Step 7 - Show new Byte Distribution

In [35]:
# Loading target text book
file_byte_list = get_file_bytes(file_path_comp)
In [36]:
# Calculate code frequency
term_freq = Counter(file_byte_list)
n = len(term_freq)
print('Unique symbols used:', n)
Unique symbols used: 200
In [37]:
# Normalize term frequency
total = sum(term_freq.values())
for ix in range(max_symbols):
    if ix in term_freq:
        term_freq[ix] = term_freq[ix] / total
    else:
        term_freq[ix] = 0
In [38]:
# Create dataframe: unused byte list
df_ubytes = pd.DataFrame.from_records(term_freq.most_common(max_symbols), columns = ['byte', 'frequency'])
df_ubytes['symbol'] = [chr(b) for b in df_ubytes.byte]
df_ubytes = df_ubytes[['byte', 'symbol', 'frequency']]
df_ubytes.head(10)
Out[38]:
byte symbol frequency
0 32 0.198516
1 101 e 0.059533
2 115 s 0.038495
3 194 Â 0.034089
4 114 r 0.033947
5 97 a 0.032637
6 108 l 0.029093
7 116 t 0.027243
8 100 d 0.024705
9 13 \r 0.022367
In [39]:
# Plot the frequency of the bytes in the file
fig = plt.figure(figsize = (18, 6))
ax = sns.barplot(x = 'byte', y = 'frequency', data = df_ubytes.sort_values(by=['byte']), palette=("Greens_d"))
ax.set_xticklabels(labels = get_x_labels(), fontsize = 10, rotation = 50)
plt.axhline(y = p_x, color = "#8b0000", linestyle = "--")
plt.title('Bytes Frequency of the Compressed Text File')
plt.show()

Note: The symbol 32 (in decimal) refers to the white space character of the ASCII table.

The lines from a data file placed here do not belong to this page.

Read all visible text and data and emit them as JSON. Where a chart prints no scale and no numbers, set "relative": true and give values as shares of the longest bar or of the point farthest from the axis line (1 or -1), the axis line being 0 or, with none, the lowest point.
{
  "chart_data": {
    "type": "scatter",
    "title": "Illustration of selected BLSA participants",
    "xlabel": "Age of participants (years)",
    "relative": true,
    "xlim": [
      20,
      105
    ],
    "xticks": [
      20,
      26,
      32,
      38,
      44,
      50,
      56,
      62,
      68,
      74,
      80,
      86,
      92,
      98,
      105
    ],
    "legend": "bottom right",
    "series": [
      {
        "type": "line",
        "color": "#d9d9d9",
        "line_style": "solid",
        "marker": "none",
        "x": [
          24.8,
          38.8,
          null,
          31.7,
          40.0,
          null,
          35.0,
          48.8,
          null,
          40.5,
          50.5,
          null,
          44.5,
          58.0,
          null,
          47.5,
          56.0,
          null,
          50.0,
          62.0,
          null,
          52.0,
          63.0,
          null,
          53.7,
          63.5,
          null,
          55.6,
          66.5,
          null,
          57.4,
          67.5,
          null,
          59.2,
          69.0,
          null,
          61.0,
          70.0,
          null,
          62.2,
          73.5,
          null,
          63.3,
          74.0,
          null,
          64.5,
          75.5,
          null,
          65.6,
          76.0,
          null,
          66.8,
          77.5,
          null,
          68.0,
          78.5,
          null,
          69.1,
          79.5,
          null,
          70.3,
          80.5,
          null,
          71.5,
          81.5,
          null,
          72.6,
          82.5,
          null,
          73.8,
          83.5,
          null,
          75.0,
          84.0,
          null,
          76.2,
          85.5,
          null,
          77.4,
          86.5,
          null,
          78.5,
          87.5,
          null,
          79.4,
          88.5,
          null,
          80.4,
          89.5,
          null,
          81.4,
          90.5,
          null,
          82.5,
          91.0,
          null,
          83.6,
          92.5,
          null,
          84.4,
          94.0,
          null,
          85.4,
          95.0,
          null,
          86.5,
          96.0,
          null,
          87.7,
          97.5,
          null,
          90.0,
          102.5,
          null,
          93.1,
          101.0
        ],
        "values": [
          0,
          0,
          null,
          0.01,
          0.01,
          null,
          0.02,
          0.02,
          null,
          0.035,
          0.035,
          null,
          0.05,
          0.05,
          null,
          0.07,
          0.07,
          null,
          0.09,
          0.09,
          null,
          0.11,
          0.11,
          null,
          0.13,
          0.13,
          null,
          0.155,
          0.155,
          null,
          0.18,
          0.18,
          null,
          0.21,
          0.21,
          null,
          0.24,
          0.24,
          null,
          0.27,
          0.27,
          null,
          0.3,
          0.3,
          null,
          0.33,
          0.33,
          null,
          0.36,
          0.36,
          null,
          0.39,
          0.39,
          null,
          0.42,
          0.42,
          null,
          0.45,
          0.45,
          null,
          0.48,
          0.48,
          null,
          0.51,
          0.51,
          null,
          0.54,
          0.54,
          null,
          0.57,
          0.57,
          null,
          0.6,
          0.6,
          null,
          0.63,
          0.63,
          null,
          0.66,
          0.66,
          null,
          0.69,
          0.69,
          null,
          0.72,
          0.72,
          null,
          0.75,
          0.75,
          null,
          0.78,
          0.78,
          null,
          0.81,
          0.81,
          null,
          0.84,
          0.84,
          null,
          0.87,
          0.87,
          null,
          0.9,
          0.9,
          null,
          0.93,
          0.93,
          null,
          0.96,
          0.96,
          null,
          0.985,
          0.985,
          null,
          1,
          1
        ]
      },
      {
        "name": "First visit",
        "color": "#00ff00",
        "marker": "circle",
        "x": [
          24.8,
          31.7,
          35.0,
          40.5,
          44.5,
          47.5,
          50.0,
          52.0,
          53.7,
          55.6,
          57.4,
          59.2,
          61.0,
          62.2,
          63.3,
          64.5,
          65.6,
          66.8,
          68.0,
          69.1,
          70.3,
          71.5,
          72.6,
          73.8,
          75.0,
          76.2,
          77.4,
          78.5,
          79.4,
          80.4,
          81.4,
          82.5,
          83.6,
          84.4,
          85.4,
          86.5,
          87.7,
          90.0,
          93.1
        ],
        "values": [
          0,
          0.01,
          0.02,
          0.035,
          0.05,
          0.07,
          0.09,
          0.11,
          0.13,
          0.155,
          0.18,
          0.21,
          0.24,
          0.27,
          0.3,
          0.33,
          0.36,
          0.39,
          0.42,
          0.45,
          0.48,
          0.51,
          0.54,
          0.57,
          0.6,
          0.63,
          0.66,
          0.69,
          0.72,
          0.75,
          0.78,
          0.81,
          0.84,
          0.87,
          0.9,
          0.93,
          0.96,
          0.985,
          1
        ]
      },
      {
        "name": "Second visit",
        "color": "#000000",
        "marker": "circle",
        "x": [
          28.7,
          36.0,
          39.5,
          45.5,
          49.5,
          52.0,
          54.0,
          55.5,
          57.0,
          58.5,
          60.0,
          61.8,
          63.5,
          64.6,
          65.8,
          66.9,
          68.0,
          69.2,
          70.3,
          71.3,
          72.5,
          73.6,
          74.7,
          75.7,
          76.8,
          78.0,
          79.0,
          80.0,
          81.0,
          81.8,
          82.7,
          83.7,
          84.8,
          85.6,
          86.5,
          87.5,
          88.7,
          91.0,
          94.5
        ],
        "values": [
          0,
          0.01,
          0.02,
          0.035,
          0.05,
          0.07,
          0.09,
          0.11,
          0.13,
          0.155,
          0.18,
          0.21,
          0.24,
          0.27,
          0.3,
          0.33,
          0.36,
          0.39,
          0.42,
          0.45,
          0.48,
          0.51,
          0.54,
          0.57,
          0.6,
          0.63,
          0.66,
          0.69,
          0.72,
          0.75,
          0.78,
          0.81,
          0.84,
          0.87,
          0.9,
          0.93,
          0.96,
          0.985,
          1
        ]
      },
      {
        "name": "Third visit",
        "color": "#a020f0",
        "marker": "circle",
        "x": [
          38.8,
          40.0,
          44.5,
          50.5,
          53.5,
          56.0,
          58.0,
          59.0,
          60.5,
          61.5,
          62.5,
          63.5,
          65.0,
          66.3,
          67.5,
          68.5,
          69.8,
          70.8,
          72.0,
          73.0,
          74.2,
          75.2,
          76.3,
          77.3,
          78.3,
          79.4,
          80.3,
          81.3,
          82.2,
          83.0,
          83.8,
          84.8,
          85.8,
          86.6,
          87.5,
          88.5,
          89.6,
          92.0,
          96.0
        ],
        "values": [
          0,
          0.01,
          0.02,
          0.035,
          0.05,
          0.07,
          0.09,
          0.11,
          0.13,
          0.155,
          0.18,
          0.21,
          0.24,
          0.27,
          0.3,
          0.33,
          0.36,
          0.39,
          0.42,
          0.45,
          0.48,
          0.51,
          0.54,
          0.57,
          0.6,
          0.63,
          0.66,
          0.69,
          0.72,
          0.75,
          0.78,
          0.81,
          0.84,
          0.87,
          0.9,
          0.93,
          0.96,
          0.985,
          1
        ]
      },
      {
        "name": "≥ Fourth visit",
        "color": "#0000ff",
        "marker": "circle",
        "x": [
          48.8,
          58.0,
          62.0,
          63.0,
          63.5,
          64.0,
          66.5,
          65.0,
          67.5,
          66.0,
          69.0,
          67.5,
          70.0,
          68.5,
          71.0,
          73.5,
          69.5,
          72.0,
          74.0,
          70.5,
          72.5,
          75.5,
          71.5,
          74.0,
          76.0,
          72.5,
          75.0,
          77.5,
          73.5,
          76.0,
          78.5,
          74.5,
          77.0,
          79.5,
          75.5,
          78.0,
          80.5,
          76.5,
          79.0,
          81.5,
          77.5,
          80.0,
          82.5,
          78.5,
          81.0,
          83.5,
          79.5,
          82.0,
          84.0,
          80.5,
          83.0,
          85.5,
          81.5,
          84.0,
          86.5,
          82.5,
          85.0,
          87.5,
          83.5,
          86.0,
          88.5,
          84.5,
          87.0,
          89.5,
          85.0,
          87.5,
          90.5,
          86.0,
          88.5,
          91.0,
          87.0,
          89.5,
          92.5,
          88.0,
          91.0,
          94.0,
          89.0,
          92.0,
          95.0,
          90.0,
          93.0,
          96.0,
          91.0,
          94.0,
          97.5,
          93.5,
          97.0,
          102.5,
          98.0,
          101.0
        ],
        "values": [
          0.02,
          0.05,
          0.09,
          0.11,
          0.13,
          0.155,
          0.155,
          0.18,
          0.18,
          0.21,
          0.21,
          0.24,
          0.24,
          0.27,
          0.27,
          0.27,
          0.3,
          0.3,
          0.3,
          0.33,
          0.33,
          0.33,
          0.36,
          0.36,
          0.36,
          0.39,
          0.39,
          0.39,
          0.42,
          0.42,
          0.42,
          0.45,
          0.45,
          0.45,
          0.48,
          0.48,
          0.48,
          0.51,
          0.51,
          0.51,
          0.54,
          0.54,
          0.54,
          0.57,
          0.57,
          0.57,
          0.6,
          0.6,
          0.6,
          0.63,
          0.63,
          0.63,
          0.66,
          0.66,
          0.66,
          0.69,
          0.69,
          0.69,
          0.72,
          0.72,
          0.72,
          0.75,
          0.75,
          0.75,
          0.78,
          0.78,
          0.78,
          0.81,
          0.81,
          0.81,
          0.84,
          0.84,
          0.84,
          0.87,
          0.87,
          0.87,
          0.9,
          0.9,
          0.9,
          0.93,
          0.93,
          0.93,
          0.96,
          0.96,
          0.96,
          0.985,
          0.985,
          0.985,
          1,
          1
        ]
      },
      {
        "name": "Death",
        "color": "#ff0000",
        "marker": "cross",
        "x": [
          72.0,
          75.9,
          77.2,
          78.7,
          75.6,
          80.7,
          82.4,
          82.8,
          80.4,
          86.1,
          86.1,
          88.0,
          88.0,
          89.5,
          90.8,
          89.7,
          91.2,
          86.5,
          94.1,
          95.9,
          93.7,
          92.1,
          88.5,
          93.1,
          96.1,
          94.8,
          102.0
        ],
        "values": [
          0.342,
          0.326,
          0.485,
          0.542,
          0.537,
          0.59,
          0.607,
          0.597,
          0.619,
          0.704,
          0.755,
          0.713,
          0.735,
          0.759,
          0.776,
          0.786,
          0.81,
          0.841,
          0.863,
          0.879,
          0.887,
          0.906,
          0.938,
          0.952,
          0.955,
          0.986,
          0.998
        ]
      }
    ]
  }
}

2. Decompression and Validation

In [40]:
# Loading target text book
file_text_comp = read_text_file(file_path_comp)
Read the following file: ../data/text/book1-en_comp.txt
In [41]:
# Function that applies a semantic decompression approach
def decompress_text(comp_text, codes):
    new_text = compress_text(comp_text, codes, False)
    return new_text
In [42]:
# Decompression
file_text2 = decompress_text(file_text_comp, semantic_table)
In [43]:
# Compressed file
print('Number of characters:', len(file_text2))
Number of characters: 1219570

Validation

In [44]:
# Comparing size
len(file_text1) - len(file_text2)
Out[44]:
0
In [45]:
# Comparing content
file_text1 == file_text2
Out[45]:
True

Reference

[1] Wikipedia - Natural language processing.